NRF2 and glutathione are key resistance mediators to temozolomide in glioma and melanoma cells

• Published in: Oncotarget Vol. 7; no. 30; pp. 48081 - 48092
• Main Authors: Rocha, Clarissa Ribeiro Reily, Kajitani, Gustavo Satoru, Quinet, Annabel, Fortunato, Rodrigo Soares, Menck, Carlos Frederico Martins
• Format: Journal Article
• Language: English
• Published: United States Impact Journals LLC 26.07.2016
• Subjects: Animals; Antineoplastic Agents, Alkylating - pharmacology; Antineoplastic Combined Chemotherapy Protocols - pharmacology; Brain Neoplasms - drug therapy; Brain Neoplasms - metabolism; Brain Neoplasms - pathology; Buthionine Sulfoximine - administration & dosage; Cell Line, Tumor; Dacarbazine - administration & dosage; Dacarbazine - analogs & derivatives; Dacarbazine - pharmacology; Drug Resistance, Neoplasm; Female; Glioma - drug therapy; Glioma - metabolism; Glioma - pathology; Glutathione - metabolism; Humans; Melanoma - drug therapy; Melanoma - metabolism; Melanoma - pathology; Melanoma, Experimental - drug therapy; Melanoma, Experimental - metabolism; Mice; Mice, Inbred C57BL; Mice, Nude; NF-E2-Related Factor 2 - metabolism; Research Paper; Xenograft Model Antitumor Assays; temozolomide; glioma; melanoma; NRF2; resistance
• ISSN: 1949-2553; 1949-2553
• DOI: 10.18632/oncotarget.10129

Cancer is a leading cause of death worldwide, and while great advances have been made particularly in chemotherapy, many types of cancer still present a dismal prognosis.

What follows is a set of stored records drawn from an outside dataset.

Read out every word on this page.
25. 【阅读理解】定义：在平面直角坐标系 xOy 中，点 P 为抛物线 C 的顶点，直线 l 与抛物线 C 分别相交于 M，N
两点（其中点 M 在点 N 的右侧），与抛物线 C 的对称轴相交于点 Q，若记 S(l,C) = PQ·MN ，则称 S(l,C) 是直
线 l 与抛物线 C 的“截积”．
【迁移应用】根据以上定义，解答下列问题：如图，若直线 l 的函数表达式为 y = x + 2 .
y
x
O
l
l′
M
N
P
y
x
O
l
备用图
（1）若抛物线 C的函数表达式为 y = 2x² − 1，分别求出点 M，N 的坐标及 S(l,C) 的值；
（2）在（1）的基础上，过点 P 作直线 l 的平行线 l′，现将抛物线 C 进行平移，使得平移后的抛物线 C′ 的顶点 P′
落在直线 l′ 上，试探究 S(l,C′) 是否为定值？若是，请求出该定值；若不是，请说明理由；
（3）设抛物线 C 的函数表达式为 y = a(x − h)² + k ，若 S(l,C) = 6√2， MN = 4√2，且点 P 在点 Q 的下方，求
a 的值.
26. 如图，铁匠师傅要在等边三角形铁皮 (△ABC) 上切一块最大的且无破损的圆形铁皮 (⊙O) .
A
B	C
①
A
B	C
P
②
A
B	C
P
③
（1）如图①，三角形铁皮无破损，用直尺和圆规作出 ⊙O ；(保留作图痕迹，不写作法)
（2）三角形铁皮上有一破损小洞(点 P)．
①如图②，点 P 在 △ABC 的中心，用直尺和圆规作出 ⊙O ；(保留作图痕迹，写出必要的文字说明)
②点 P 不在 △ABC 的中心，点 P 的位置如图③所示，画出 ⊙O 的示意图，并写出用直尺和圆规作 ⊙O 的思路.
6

In the case of glioma, temozolomide (TMZ) is the main option for treatment, but it has limited success due to drug resistance. While this resistance is usually associated to DNA repair mechanisms, in this work we demonstrate that oxidative stress plays an important role. We showed that upon TMZ treatment there is an induction of the nuclear factor erythroid 2-related factor 2 (NRF2), which is the main antioxidant transcription factor regulator in human cells. This is accompanied by an enhancement of glutathione (GSH) concentration in the tumor cells. The effectiveness of this pathway was proven by silencing NFR2, which greatly enhanced cell death upon TMZ treatment both in vitro and in vivo. Also, higher DNA damage and induced cell death was observed by combining BSO - a GSH inhibitor - with TMZ. Similar effects were also observed using in vitro and in vivo models of melanoma, thus possibly indicating that GSH has a decisive role in TMZ resistance in a wider range of tumors. Thus, a combined regimen of BSO and TMZ configures an interesting therapeutic alternative for fighting both glioma and melanoma.